品目数が多すぎて
選びにくい売場ではないか
先月号(9月号)のオーラルケア特集で、かなり衝撃的なデータが出ていたので、再掲載する。オーラルケアの市場規模は2019年の3,221億円から2023年は3,428億円と5年間で106.4%伸長している(図表1)。
一方で、レジ通過客100人あたりの購入者の割合を示す「買上率」は5年間で5.3%も下落している(図表2)。
市場は拡大しているが、ドラッグストア(DgS)で買物しながら、オーラルケア商品を購入する顧客の割合は減少していることになる。
オーラルケアは、市場規模が3,000億円オーバーと大きく、老若男女を問わず誰もが毎日使う「エブリデー・エブリバディグッズ」の代表であり、客層が広く、購買頻度も高い。しかも、非食品では買上率がダントツに高いカテゴリーのひとつである。
何年か前の「レシート調査」によれば、オーラルケアの業態別の買物金額の約70%をDgSが占めており、DgSにとっては差別化のための戦略カテゴリーであった。
また、オーラルケアは、小商圏で展開する小売業が、地域一番化するための戦略カテゴリーでもある。なぜなら、オーラルケアを買いに頻繁に来店してくれる固定客は、当然その他の商品もたくさん買物してくれるからだ。
DgS企業の多くは、小商圏高シェアのための戦略カテゴリーとしてオーラルケアを強化しており、郊外店舗では最大11~12本(3尺)もの広い売場面積を取っている。

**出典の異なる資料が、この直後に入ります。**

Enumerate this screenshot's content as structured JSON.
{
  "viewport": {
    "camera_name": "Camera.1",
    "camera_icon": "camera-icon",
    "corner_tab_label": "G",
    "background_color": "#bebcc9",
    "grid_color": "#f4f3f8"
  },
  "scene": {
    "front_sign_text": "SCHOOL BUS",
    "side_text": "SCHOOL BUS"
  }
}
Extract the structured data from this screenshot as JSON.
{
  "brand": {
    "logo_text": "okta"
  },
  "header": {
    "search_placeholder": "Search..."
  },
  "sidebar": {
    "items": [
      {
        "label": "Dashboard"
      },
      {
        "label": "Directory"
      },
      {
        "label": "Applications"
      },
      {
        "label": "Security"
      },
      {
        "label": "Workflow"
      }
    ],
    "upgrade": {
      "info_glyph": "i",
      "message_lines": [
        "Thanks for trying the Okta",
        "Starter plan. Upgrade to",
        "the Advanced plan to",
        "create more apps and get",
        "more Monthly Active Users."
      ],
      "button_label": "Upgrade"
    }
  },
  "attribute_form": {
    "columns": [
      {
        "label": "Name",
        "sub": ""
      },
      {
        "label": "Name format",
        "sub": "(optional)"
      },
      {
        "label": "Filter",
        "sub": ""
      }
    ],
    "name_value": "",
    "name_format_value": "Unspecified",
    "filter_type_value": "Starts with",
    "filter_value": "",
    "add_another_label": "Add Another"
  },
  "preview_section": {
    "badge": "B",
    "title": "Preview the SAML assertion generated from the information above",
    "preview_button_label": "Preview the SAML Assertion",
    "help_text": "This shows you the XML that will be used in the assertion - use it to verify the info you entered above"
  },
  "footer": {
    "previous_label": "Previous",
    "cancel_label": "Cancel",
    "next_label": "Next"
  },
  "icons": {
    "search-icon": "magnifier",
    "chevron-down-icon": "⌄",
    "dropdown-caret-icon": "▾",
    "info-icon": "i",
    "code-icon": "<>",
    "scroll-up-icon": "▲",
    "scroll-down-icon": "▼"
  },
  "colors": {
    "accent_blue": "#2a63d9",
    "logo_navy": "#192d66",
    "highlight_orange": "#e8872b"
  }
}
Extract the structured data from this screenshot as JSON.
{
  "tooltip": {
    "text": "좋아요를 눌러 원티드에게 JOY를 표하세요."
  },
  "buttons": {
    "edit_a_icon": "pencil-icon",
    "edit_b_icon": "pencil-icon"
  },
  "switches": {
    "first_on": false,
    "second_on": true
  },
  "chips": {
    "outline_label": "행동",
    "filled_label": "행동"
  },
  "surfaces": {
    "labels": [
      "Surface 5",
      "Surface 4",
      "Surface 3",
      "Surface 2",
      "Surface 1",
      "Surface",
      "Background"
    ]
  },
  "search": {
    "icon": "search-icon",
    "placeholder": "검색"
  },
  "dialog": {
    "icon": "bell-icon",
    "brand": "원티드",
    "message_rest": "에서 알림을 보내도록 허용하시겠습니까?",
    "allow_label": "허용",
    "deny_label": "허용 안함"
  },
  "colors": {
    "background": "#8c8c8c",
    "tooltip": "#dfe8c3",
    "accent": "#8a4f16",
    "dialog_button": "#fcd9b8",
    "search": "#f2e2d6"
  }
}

しかし、市場が成長しているのにもかかわらず、DgSにおけるオーラルケアの買上率が5年間で約5%も減少していることは、他の業態にオーラルケアの売上を奪われているといっても間違いないだろう。
高機能高単価の商品を推奨しているので、売上や粗利は減っていないかもしれないが、買上率の減少は、明確な「客離れ」を表している。他の業態よりも圧倒的に広い面積と、品目数の多さを誇っているにも関わらずだ。
売場面積は広いが、品目数が多すぎて、探しにくく、選びにくい売場になっていることが、客離れの最大の原因ではないかと思う。